Algae have the potential to become a sustainable source of high value biofuels and oils. A big hurdle that holds us back from mass producing algae feedstocks is that they make more oil when stressed out, like during starvation.
When stressed, algae need to save energy. They go into a resting state, or hibernation, and stop growth and cell division functions. They store energy reserves in the form of starch and triacylglycerols. TAGs are the raw material for biofuels.
When the stress passes, the algae exit hibernation. They consume their energy reserves so they can resume cell growth and division.
The dilemma for making biofuels is this: Stressed algae make more TAGs but grow poorly. Unstressed algae don’t produce enough of it. Understanding how stress controls hibernation cycles will help us develop new ways to overcome the issue.
Christoph Benning, director of MSU-DOE Plant Research Laboratory, and his team of researchers are trying to understand the biological reasons behind this dilemma. In their latest study, published in The Plant Cell, they looked at a protein that helps the algae manage hibernation.
A Glimpse into Algae Hibernation
The team is studying a mutant algal strain that degrades TAGs slower than usual as algae try to exit hibernation. Somehow, the algal mutant does not manage the hibernation process in a normal way.
The responsible protein, missing due to the mutation, is called Compromised Hydrolysis of Triacylglycerols 7. It is part of a system that helps algae enter or wake up from hibernation.
“When we remove CHT7 from algal cells, the cells can’t go into hibernation properly. They can’t resume normal cell division during the exit from hibernation,” says Tomomi Takeuchi, research assistant in MSU-DOE Plant Research Laboratory. “CHT7 itself doesn’t generate the energy reserves, including TAG.”
These mutant cells also suffer many other problems:
- They can't stop their cell cycle genes during hibernation. They keep growing, are bigger than usual and many cells die. In comparison, normal cells stop growth once they enter hibernation.

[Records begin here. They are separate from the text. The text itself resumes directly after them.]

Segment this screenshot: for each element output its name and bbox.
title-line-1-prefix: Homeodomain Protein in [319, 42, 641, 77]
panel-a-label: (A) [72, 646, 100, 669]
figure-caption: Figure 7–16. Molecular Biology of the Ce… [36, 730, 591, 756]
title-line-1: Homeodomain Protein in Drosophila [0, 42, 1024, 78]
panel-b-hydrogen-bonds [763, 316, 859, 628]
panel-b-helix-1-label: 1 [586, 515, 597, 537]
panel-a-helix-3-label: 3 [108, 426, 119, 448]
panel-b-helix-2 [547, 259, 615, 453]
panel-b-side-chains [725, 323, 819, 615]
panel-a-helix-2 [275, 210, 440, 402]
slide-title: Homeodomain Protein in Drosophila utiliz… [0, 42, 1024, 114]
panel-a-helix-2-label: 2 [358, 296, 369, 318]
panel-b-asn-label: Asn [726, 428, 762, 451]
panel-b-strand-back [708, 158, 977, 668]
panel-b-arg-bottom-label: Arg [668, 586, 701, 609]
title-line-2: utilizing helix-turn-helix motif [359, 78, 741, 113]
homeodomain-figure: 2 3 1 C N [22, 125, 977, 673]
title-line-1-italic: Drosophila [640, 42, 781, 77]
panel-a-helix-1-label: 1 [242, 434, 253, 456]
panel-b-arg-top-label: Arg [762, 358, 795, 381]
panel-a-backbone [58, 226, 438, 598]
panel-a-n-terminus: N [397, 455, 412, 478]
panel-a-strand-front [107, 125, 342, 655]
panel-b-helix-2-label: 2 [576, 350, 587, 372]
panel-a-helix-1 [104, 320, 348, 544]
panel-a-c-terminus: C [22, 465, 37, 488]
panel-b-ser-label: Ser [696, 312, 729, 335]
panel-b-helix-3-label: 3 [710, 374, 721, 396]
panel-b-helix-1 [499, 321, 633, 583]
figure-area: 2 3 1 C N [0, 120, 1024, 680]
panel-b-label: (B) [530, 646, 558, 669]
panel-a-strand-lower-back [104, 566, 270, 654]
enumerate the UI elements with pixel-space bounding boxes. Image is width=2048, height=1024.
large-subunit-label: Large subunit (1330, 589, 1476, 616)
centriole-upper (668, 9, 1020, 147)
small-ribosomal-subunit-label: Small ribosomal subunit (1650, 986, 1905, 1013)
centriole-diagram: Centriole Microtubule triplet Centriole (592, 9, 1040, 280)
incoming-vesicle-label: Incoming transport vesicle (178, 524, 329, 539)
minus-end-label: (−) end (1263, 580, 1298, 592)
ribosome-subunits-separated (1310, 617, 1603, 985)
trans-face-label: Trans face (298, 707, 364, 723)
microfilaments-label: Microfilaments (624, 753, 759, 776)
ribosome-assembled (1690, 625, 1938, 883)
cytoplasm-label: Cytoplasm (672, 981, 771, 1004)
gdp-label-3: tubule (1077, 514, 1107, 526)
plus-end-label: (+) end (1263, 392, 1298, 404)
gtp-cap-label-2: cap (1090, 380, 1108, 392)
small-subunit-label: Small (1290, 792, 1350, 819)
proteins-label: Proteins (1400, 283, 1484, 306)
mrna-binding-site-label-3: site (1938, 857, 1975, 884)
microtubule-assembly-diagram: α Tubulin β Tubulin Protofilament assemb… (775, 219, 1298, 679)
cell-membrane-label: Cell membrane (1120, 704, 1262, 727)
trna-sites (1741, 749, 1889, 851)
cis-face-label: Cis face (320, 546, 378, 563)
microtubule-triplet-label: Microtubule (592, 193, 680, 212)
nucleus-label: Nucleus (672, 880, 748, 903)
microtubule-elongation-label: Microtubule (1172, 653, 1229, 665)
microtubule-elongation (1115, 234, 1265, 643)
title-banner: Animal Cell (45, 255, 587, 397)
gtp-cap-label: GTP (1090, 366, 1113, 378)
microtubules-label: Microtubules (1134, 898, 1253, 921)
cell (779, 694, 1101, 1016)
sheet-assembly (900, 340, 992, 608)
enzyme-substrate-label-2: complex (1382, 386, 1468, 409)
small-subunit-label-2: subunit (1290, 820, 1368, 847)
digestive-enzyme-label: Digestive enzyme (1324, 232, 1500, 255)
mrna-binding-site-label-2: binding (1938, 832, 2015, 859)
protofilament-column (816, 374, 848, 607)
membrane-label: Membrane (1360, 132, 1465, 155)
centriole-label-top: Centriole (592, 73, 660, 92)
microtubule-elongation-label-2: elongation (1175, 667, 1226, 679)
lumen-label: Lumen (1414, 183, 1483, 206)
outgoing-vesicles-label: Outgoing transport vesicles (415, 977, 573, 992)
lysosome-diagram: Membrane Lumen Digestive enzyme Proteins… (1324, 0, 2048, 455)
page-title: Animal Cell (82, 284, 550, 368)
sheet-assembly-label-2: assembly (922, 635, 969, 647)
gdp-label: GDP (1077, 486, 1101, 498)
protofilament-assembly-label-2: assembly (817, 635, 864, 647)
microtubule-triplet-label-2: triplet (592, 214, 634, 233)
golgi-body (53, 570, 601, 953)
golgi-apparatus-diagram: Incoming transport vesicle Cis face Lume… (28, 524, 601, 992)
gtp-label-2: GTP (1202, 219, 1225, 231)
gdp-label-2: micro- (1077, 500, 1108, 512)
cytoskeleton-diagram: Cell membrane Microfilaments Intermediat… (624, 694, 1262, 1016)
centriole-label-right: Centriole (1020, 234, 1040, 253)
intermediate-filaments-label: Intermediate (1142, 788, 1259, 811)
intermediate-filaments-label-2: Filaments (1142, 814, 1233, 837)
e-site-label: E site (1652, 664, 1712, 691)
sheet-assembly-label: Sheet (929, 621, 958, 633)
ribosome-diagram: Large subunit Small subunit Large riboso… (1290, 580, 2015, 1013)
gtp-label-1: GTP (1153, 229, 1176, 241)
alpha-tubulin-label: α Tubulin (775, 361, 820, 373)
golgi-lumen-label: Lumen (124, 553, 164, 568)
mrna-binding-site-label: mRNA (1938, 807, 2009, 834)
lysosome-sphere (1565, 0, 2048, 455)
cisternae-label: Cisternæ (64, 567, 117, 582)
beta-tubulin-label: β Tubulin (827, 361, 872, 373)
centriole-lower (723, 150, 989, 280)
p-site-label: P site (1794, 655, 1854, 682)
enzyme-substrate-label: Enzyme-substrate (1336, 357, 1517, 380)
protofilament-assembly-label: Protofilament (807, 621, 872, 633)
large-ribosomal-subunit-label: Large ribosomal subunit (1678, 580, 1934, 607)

- They continue dividing during hibernation, even when they shouldn’t. Their offspring are not equally sized and have disorganized organelles. The situation is comparable to out-of-control human cancer cells that keep dividing and, in turn, form tumors.
- They are slower to resume growth functions when they try to exit hibernation.
Takeuchi says these are extreme, damaging changes to the algal cell.
And there is mounting evidence that CHT7 doesn’t work alone.
“We think it is part of a bigger protein complex that controls hibernation,” Takeuchi says. “We need to examine how CHT7 integrates into and works with the larger complex.”
The team began the study by chopping CHT7 into smaller parts and reinserting them into the mutant to see which parts reverse the defects. This helped highlight the parts that are critical for hibernation and might interact with other proteins. The next step is to examine the other proteins in the complex.
Richard Cyr, grant program manager at the National Science Foundation says, “Production of biofuels from higher plants suffers from two drawbacks: a significant period of growth is required before seeds can be harvested, and specific types of farmland are required for optimal production.”
“Algae promise the production of biofuel precursors throughout their growth and can be cultured in ponds, ditches and bioreactors. Before the promise of algae for biofuel production is realized, several hurdles need to be overcome. This work provides a significant advance by which biofuels precursors might be produced.”
Benning praises the study. “This paper represents a deep dive into the inner workings of an important cellular process. It was beautifully choreographed and drafted by Takeuchi as part of her recently defended Ph.D. thesis,” he says. “Credit also goes to the other students involved and Professor Emerita, Barb B. Sears, who’s expertise on the algal organism has been invaluable.”